Establishing priorities—and knowing when to step away from projects that aren’t—is an essentially skill for screenwriters. Sure—if you’ve just sold a pitch to Paramount and are now on a fixed schedule for delivery of script drafts, your priority is pretty obvious. Get the drafts in on time and don’t screw it up! But what about those times when you’re freelancing? Or balancing non-film work with your writing, and can only focus on one or two creative projects at a time? How do you set priorities when life GETS BUSY?
Certainly, learning how to use your time efficiently is a first step, and getting yourself on a fixed writing schedule will help you do that. But if you’re like me, and have 6-10 projects happening at any one time, it’s important to ask yourself a few specific questions, and gauge your answers to these questions in deciding which projects need to happen RIGHT NOW and which can wait a few weeks.
Here are the questions I ask myself when choosing which projects to focus on FIRST:
1) How Broke Am I? This is the essential question. If money is no object in your life, and/or you're pulling in plenty of dough working a non-screenwriting job, then you are in the driver's seat on the development of your writing career. Honestly, if you don’t NEED to worry about selling a script in the near future—DON’T. Skip to the other questions on this list, and use THEM to decide what project to delve into first. If you ARE worried about money, then ask yourself—which of my projects am I most likely to be paid for in the NEAR FUTURE? If you’re close to completion or have a deadline (that can mean two different things), then put away that outline for the epic animated cat movie you’ve always wanted to write, and complete the near-sale FIRST.

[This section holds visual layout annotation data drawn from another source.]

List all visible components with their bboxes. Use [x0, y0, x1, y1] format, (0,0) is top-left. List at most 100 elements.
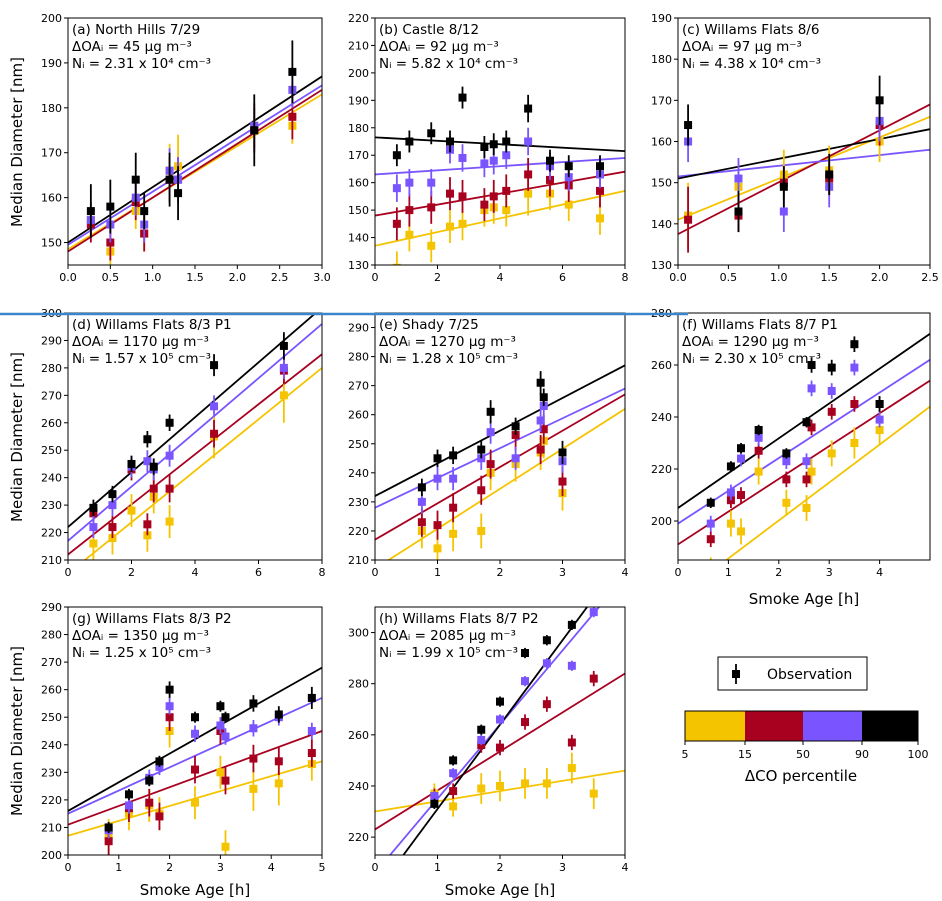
data-point-p90-100 [249, 699, 258, 708]
data-point-p50-90 [827, 387, 836, 395]
data-point-p50-90 [875, 415, 884, 424]
y-tick-label: 160 [41, 192, 62, 205]
y-tick-label: 290 [41, 601, 62, 614]
data-point-p90-100 [754, 426, 763, 434]
y-tick-label: 220 [348, 831, 369, 844]
y-tick-label: 250 [41, 444, 62, 457]
data-point-p90-100 [165, 685, 174, 694]
data-point-p5-15 [249, 784, 258, 793]
x-tick-label: 2 [166, 861, 173, 874]
data-point-p15-50 [782, 475, 791, 484]
x-tick-label: 0 [65, 566, 72, 579]
data-point-p90-100 [875, 96, 884, 105]
fit-line-p90-100 [375, 364, 625, 497]
y-tick-label: 280 [41, 362, 62, 375]
delta-oa-label-e: ΔOAᵢ = 1270 µg m⁻³ [379, 334, 516, 350]
data-point-p90-100 [684, 121, 693, 130]
colorbar-segment-p15-50 [745, 711, 803, 741]
data-point-p50-90 [108, 501, 117, 510]
delta-oa-label-b: ΔOAᵢ = 92 µg m⁻³ [379, 39, 499, 55]
x-tick-label: 8 [319, 566, 326, 579]
x-tick-label: 1 [434, 566, 441, 579]
plot-area-c [678, 75, 930, 253]
y-tick-label: 240 [41, 472, 62, 485]
panel-title-c: (c) Willams Flats 8/6 [682, 22, 819, 38]
panel-d: 02468210220230240250260270280290300(d) W… [41, 307, 326, 579]
data-point-p15-50 [706, 535, 715, 544]
y-tick-label: 190 [41, 57, 62, 70]
data-point-p50-90 [567, 661, 576, 670]
data-point-p90-100 [779, 182, 788, 191]
x-tick-label: 2.5 [921, 271, 939, 284]
x-tick-label: 3 [217, 861, 224, 874]
data-point-p50-90 [486, 428, 495, 437]
data-point-p90-100 [108, 490, 117, 499]
data-point-p90-100 [596, 162, 604, 171]
data-point-p5-15 [449, 529, 458, 538]
fit-line-p90-100 [678, 128, 930, 180]
data-point-p15-50 [521, 718, 529, 727]
data-point-p50-90 [124, 801, 133, 810]
data-point-p5-15 [165, 517, 174, 526]
y-tick-label: 260 [41, 684, 62, 697]
x-tick-label: 3.0 [313, 271, 331, 284]
data-point-p15-50 [307, 749, 316, 758]
data-point-p50-90 [850, 363, 859, 372]
data-point-p50-90 [216, 721, 225, 730]
panel-title-f: (f) Willams Flats 8/7 P1 [682, 317, 838, 333]
y-tick-label: 200 [41, 12, 62, 25]
data-point-p90-100 [542, 636, 551, 645]
panel-title-e: (e) Shady 7/25 [379, 317, 479, 333]
y-tick-label: 160 [348, 177, 369, 190]
data-point-p90-100 [131, 175, 140, 184]
data-point-p5-15 [477, 784, 486, 793]
data-point-p15-50 [145, 798, 154, 807]
data-point-p90-100 [221, 713, 230, 722]
x-tick-label: 6 [255, 566, 262, 579]
data-point-p15-50 [249, 754, 258, 763]
data-point-p90-100 [288, 67, 297, 76]
y-tick-label: 180 [651, 53, 672, 66]
data-point-p5-15 [754, 467, 763, 476]
x-tick-label: 3 [826, 566, 833, 579]
x-tick-label: 1.0 [770, 271, 788, 284]
panel-c: 0.0 0.5 1.0 1.5 2.0 2.5 130 140 150 160 170 180 190 (… [651, 12, 939, 284]
data-point-p50-90 [449, 769, 458, 778]
data-point-p90-100 [149, 462, 158, 471]
x-tick-label: 4 [192, 566, 199, 579]
legend-box [717, 656, 868, 691]
data-point-p15-50 [221, 776, 230, 785]
panel-b: 0 2 4 6 8 130 140 150 160 170 180 190 200 210 220 (b) C… [348, 12, 629, 284]
y-tick-label: 260 [348, 409, 369, 422]
y-tick-label: 150 [41, 237, 62, 250]
x-tick-label: 2 [497, 566, 504, 579]
data-point-p50-90 [802, 457, 811, 466]
fit-line-p5-15 [386, 408, 625, 560]
y-tick-label: 190 [348, 94, 369, 107]
data-point-p15-50 [458, 192, 467, 201]
panel-a: 0.0 0.5 1.0 1.5 2.0 2.5 3.0 150 160 170 180 190 200 (… [41, 12, 331, 284]
plot-area-g [68, 666, 322, 855]
data-point-p15-50 [684, 215, 693, 224]
y-tick-label: 210 [41, 554, 62, 567]
delta-oa-label-a: ΔOAᵢ = 45 µg m⁻³ [72, 39, 192, 55]
data-point-p15-50 [827, 407, 836, 416]
plot-area-d [68, 313, 322, 560]
y-tick-label: 210 [348, 39, 369, 52]
y-tick-label: 280 [348, 351, 369, 364]
data-point-p90-100 [449, 451, 458, 460]
data-point-p15-50 [480, 200, 489, 209]
colorbar-tick-label: 100 [908, 748, 929, 761]
x-tick-label: 2.5 [271, 271, 289, 284]
data-point-p90-100 [145, 776, 154, 785]
y-tick-label: 240 [651, 411, 672, 424]
data-point-p90-100 [802, 418, 811, 427]
y-tick-label: 210 [41, 821, 62, 834]
data-point-p90-100 [825, 170, 834, 179]
data-point-p50-90 [405, 178, 414, 187]
plot-area-h [375, 607, 625, 855]
y-tick-label: 140 [651, 218, 672, 231]
data-point-p50-90 [165, 702, 174, 711]
panel-title-d: (d) Willams Flats 8/3 P1 [72, 317, 232, 333]
y-axis-label: Median Diameter [nm] [8, 352, 26, 522]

2) Which Project(s) Most Define the Type of Writer I Want to Be? This is the question all writers should ask themselves every day. If you’re in a position where your decisions don’t need to be driven by your personal finances, don’t let them be! Shelf that big commercial idea that you just KNOW would make the next great Rob Reiner movie, and write the project that most speaks to your tastes and interests as a writer. If you reach any degree of success in the industry, there will come a point when people want to see a script that DEFINES you as a writer. This will be your opportunity to point your career in the direction that YOU want it to go, and you should be prepared for this moment. Also—you’d be surprised how often the un-commercial, totally idiosyncratic idea that you’re SURE no one would ever want to read becomes the script that EVERYONE wants to read. If possible, this should be the project at the top of your priority list.
3) Which Projects Will Take the Most Amount of Time to Finish? Writers are creative people brimming with good ideas, and sometimes you will have SEVERAL projects that fulfill the criteria of Question #2. In that case, you need to focus on which projects should be dropped to the BOTTOM of your priority list. To do this, you’ll need to ask yourself which projects currently on your slate will take the MOST amount of time to complete in relation to the potential for FORWARD MOVEMENT each of these projects might provide. You may have a great George Washington thriller up your sleeve, but let’s face it—a period piece about America’s first president is not going to be the easiest script to sell, and on top of that it may takes MANY MONTHS to research and get right. If you run this project through an old-fashioned ECON 101 cost/benefit analysis, it may become clear that despite the potential, George probably belongs on the bottom of your priority list.
Your list is done! Honestly—it’s as simple as that. There may be other questions you ask yourself when defining your writing priorities, but I have found that MOST of the important questions fall under the three umbrella questions above.
First—the money: What do I NEED to write?
Then—the passion: What do I WANT to write?
Then—the reality: What makes the LEAST SENSE for me to write?
Follow these steps to organize your time and set goals, and you’ll get a lot more done in a lot less time!